Ich beende meine Pause und gehe die letzten Kilometer mit German nach Sobrado dos Monces zum Kloster. 





Die Anmeldung dauert etwas, da immer sechs Pilger abgefertigt werden. Zwei werden zusammen erfasst und so sitze ich mit Roberto auf der Bank und habe das Glück, dass ihm oben schlafen nichts ausmacht. Wir beziehen unsere Schlafkammer und ich merke, dass mein Bettwanzenmittel (warum auch immer) ausgelaufen ist. Ich hänge die nassen Packbeutel
auf die Leine, stelle den Rucksack in die Sonne und setze mich daneben. 
Marc kommt vorbei und wir haben ein gutes Gespräch.
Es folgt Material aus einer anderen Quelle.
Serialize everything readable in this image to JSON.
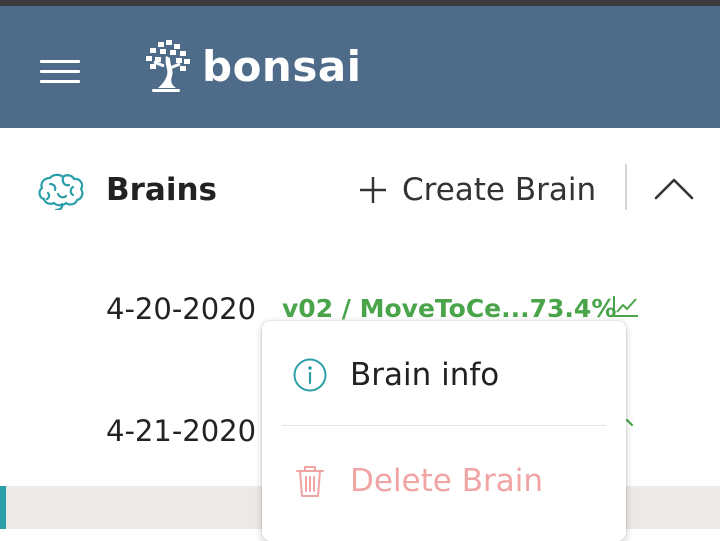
{
  "app": {
    "logo_text": "bonsai",
    "brand_color": "#4e6c89",
    "success_color": "#4aa54a",
    "danger_color": "#f0a4a4",
    "info_color": "#2a9fa8"
  },
  "section": {
    "title": "Brains",
    "icon": "brain-icon",
    "create_label": "Create Brain",
    "collapse_icon": "chevron-up-icon"
  },
  "brains": [
    {
      "date": "4-20-2020",
      "version": "v02 / MoveToCe...73.4%",
      "trend_icon": "trend-chart-icon"
    },
    {
      "date": "4-21-2020"
    }
  ],
  "context_menu": {
    "items": [
      {
        "label": "Brain info",
        "icon": "info-icon",
        "enabled": true
      },
      {
        "label": "Delete Brain",
        "icon": "trash-icon",
        "enabled": false
      }
    ]
  }
}
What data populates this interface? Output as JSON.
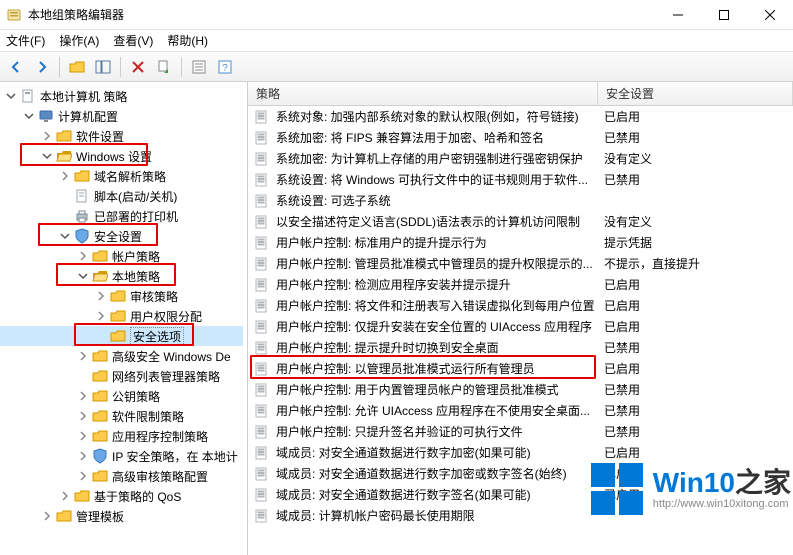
{
  "window": {
    "title": "本地组策略编辑器"
  },
  "menu": [
    "文件(F)",
    "操作(A)",
    "查看(V)",
    "帮助(H)"
  ],
  "tree": {
    "root": "本地计算机 策略",
    "items": [
      {
        "depth": 1,
        "grip": "v",
        "icon": "computer",
        "label": "计算机配置"
      },
      {
        "depth": 2,
        "grip": ">",
        "icon": "folder",
        "label": "软件设置"
      },
      {
        "depth": 2,
        "grip": "v",
        "icon": "folder-open",
        "label": "Windows 设置",
        "hl": true
      },
      {
        "depth": 3,
        "grip": ">",
        "icon": "folder",
        "label": "域名解析策略"
      },
      {
        "depth": 3,
        "grip": "",
        "icon": "doc",
        "label": "脚本(启动/关机)"
      },
      {
        "depth": 3,
        "grip": "",
        "icon": "printer",
        "label": "已部署的打印机"
      },
      {
        "depth": 3,
        "grip": "v",
        "icon": "shield",
        "label": "安全设置",
        "hl": true
      },
      {
        "depth": 4,
        "grip": ">",
        "icon": "folder",
        "label": "帐户策略"
      },
      {
        "depth": 4,
        "grip": "v",
        "icon": "folder-open",
        "label": "本地策略",
        "hl": true
      },
      {
        "depth": 5,
        "grip": ">",
        "icon": "folder",
        "label": "审核策略"
      },
      {
        "depth": 5,
        "grip": ">",
        "icon": "folder",
        "label": "用户权限分配"
      },
      {
        "depth": 5,
        "grip": "",
        "icon": "folder",
        "label": "安全选项",
        "hl": true,
        "selected": true
      },
      {
        "depth": 4,
        "grip": ">",
        "icon": "folder",
        "label": "高级安全 Windows De"
      },
      {
        "depth": 4,
        "grip": "",
        "icon": "folder",
        "label": "网络列表管理器策略"
      },
      {
        "depth": 4,
        "grip": ">",
        "icon": "folder",
        "label": "公钥策略"
      },
      {
        "depth": 4,
        "grip": ">",
        "icon": "folder",
        "label": "软件限制策略"
      },
      {
        "depth": 4,
        "grip": ">",
        "icon": "folder",
        "label": "应用程序控制策略"
      },
      {
        "depth": 4,
        "grip": ">",
        "icon": "shield",
        "label": "IP 安全策略，在 本地计"
      },
      {
        "depth": 4,
        "grip": ">",
        "icon": "folder",
        "label": "高级审核策略配置"
      },
      {
        "depth": 3,
        "grip": ">",
        "icon": "folder",
        "label": "基于策略的 QoS"
      },
      {
        "depth": 2,
        "grip": ">",
        "icon": "folder",
        "label": "管理模板"
      }
    ]
  },
  "columns": {
    "policy": "策略",
    "setting": "安全设置"
  },
  "rows": [
    {
      "policy": "系统对象: 加强内部系统对象的默认权限(例如，符号链接)",
      "setting": "已启用"
    },
    {
      "policy": "系统加密: 将 FIPS 兼容算法用于加密、哈希和签名",
      "setting": "已禁用"
    },
    {
      "policy": "系统加密: 为计算机上存储的用户密钥强制进行强密钥保护",
      "setting": "没有定义"
    },
    {
      "policy": "系统设置: 将 Windows 可执行文件中的证书规则用于软件...",
      "setting": "已禁用"
    },
    {
      "policy": "系统设置: 可选子系统",
      "setting": ""
    },
    {
      "policy": "以安全描述符定义语言(SDDL)语法表示的计算机访问限制",
      "setting": "没有定义"
    },
    {
      "policy": "用户帐户控制: 标准用户的提升提示行为",
      "setting": "提示凭据"
    },
    {
      "policy": "用户帐户控制: 管理员批准模式中管理员的提升权限提示的...",
      "setting": "不提示，直接提升"
    },
    {
      "policy": "用户帐户控制: 检测应用程序安装并提示提升",
      "setting": "已启用"
    },
    {
      "policy": "用户帐户控制: 将文件和注册表写入错误虚拟化到每用户位置",
      "setting": "已启用"
    },
    {
      "policy": "用户帐户控制: 仅提升安装在安全位置的 UIAccess 应用程序",
      "setting": "已启用"
    },
    {
      "policy": "用户帐户控制: 提示提升时切换到安全桌面",
      "setting": "已禁用"
    },
    {
      "policy": "用户帐户控制: 以管理员批准模式运行所有管理员",
      "setting": "已启用",
      "hl": true
    },
    {
      "policy": "用户帐户控制: 用于内置管理员帐户的管理员批准模式",
      "setting": "已禁用"
    },
    {
      "policy": "用户帐户控制: 允许 UIAccess 应用程序在不使用安全桌面...",
      "setting": "已禁用"
    },
    {
      "policy": "用户帐户控制: 只提升签名并验证的可执行文件",
      "setting": "已禁用"
    },
    {
      "policy": "域成员: 对安全通道数据进行数字加密(如果可能)",
      "setting": "已启用"
    },
    {
      "policy": "域成员: 对安全通道数据进行数字加密或数字签名(始终)",
      "setting": "已启用"
    },
    {
      "policy": "域成员: 对安全通道数据进行数字签名(如果可能)",
      "setting": "已启用"
    },
    {
      "policy": "域成员: 计算机帐户密码最长使用期限",
      "setting": ""
    }
  ],
  "watermark": {
    "brand_prefix": "Win10",
    "brand_suffix": "之家",
    "url": "http://www.win10xitong.com"
  }
}
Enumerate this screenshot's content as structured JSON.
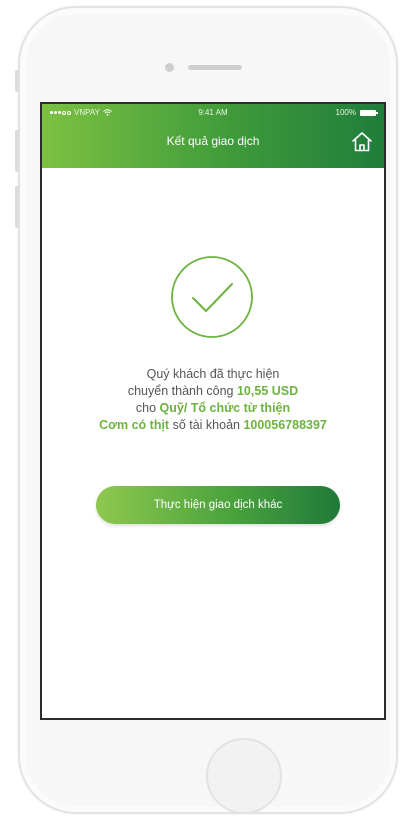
{
  "status_bar": {
    "carrier": "VNPAY",
    "time": "9:41 AM",
    "battery": "100%"
  },
  "header": {
    "title": "Kết quả giao dịch",
    "home_icon": "home-icon"
  },
  "result": {
    "icon": "checkmark-circle-icon",
    "line1": "Quý khách đã thực hiện",
    "line2_prefix": "chuyển thành công ",
    "amount": "10,55 USD",
    "line3_prefix": "cho ",
    "recipient": "Quỹ/ Tổ chức từ thiện",
    "recipient_name": "Cơm có thịt",
    "account_label": " số tài khoản ",
    "account_number": "100056788397"
  },
  "actions": {
    "new_transaction_label": "Thực hiện giao dịch khác"
  },
  "colors": {
    "accent_green": "#6db33f",
    "header_dark_green": "#1f7d3b",
    "header_light_green": "#7cc142",
    "text_gray": "#555555"
  }
}
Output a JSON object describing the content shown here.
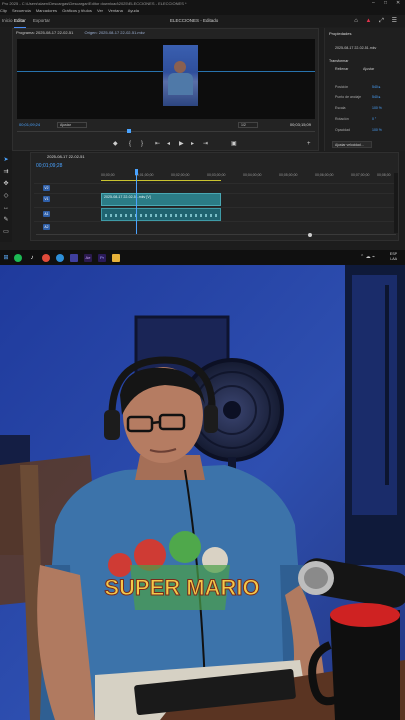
{
  "window": {
    "title": "Pro 2025 - C:\\Users\\slaen\\Descargas\\Descargar\\Editor download\\2025\\ELECCIONES - ELECCIONES *",
    "controls": [
      "–",
      "□",
      "✕"
    ]
  },
  "menu": {
    "items": [
      "Clip",
      "Secuencia",
      "Marcadores",
      "Gráficos y títulos",
      "Ver",
      "Ventana",
      "Ayuda"
    ]
  },
  "workspaces": {
    "tabs": [
      "Inicio",
      "Editar",
      "Exportar"
    ],
    "center_title": "ELECCIONES - Editado",
    "icons": [
      "home-icon",
      "bell-icon",
      "expand-icon",
      "share-icon"
    ]
  },
  "program_monitor": {
    "tab_program": "Programa: 2025-08-17 22-02-51",
    "tab_source": "Origen: 2025-08-17 22-02-51.mkv",
    "timecode_current": "00;01;09;24",
    "fit_label": "Ajustar",
    "resolution_label": "1/2",
    "timecode_total": "00;03;15;09",
    "playhead_fraction": 0.37
  },
  "properties": {
    "title": "Propiedades",
    "file": "2025-08-17 22-02-51.mkv",
    "section": "Transformar",
    "checkbox_1": "Rellenar",
    "checkbox_2": "Ajustar",
    "rows": [
      {
        "label": "Posición",
        "value": "540 ▸"
      },
      {
        "label": "Punto de anclaje",
        "value": "540 ▸"
      },
      {
        "label": "Escala",
        "value": "100 %"
      },
      {
        "label": "Rotación",
        "value": "0 °"
      },
      {
        "label": "Opacidad",
        "value": "100 %"
      }
    ],
    "button": "Ajustar velocidad..."
  },
  "tools": [
    "selection-tool",
    "track-select-tool",
    "ripple-edit-tool",
    "razor-tool",
    "slip-tool",
    "pen-tool",
    "rectangle-tool",
    "hand-tool",
    "type-tool"
  ],
  "timeline": {
    "sequence_tab": "2025-08-17 22-02-51",
    "timecode": "00;01;09;28",
    "ruler": [
      "00;00;00",
      "00;01;00;00",
      "00;02;00;00",
      "00;03;00;00",
      "00;04;00;00",
      "00;05;00;00",
      "00;06;00;00",
      "00;07;00;00",
      "00;08;00"
    ],
    "tracks": [
      {
        "id": "V2",
        "kind": "video"
      },
      {
        "id": "V1",
        "kind": "video"
      },
      {
        "id": "A1",
        "kind": "audio"
      },
      {
        "id": "A2",
        "kind": "audio"
      }
    ],
    "video_clip_label": "2025-08-17 22-02-51.mkv [V]",
    "playhead_fraction": 0.12
  },
  "taskbar": {
    "apps": [
      "start-icon",
      "search-icon",
      "spotify-icon",
      "tiktok-icon",
      "chrome-icon",
      "edge-icon",
      "phone-link-icon",
      "ae-icon",
      "pr-icon",
      "explorer-icon"
    ],
    "lang": "ESP",
    "lang_sub": "LAA"
  },
  "colors": {
    "accent": "#4aa3ff",
    "clip_video": "#2b7c86",
    "clip_audio": "#1f6370",
    "panel_bg": "#232323",
    "webcam_wall": "#2a3f8f"
  },
  "webcam": {
    "shirt_print": "SUPER MARIO"
  }
}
              Pilgerfüße warten

 
               Klosterkatze

              Soweit bin ich schon gelaufen

                        Kreuzgang
 
Wir haben uns zum großen Kochen in der Klosterküche verabredet und Marc und ich bereiten das Pilgermenü schon Mal vor.




Dann gehen wir zur Messe. Der Weihrauchgeruch ist so stark, dass mir speiübel wird und ich die Messe vorzeitig verlasse. Marc kommt auch mit und so beenden wir das Showkochen und decken den Tisch.






Ich bin im 7. Himmel, denn endlich esse ich einmal Gemüse und Nudeln satt. Wir sitzen zusammen, genießen das Essen und vertiefen die Gespräche. Ein perfekter Abend geht zu Ende und nur noch drei Tage bis Santiago.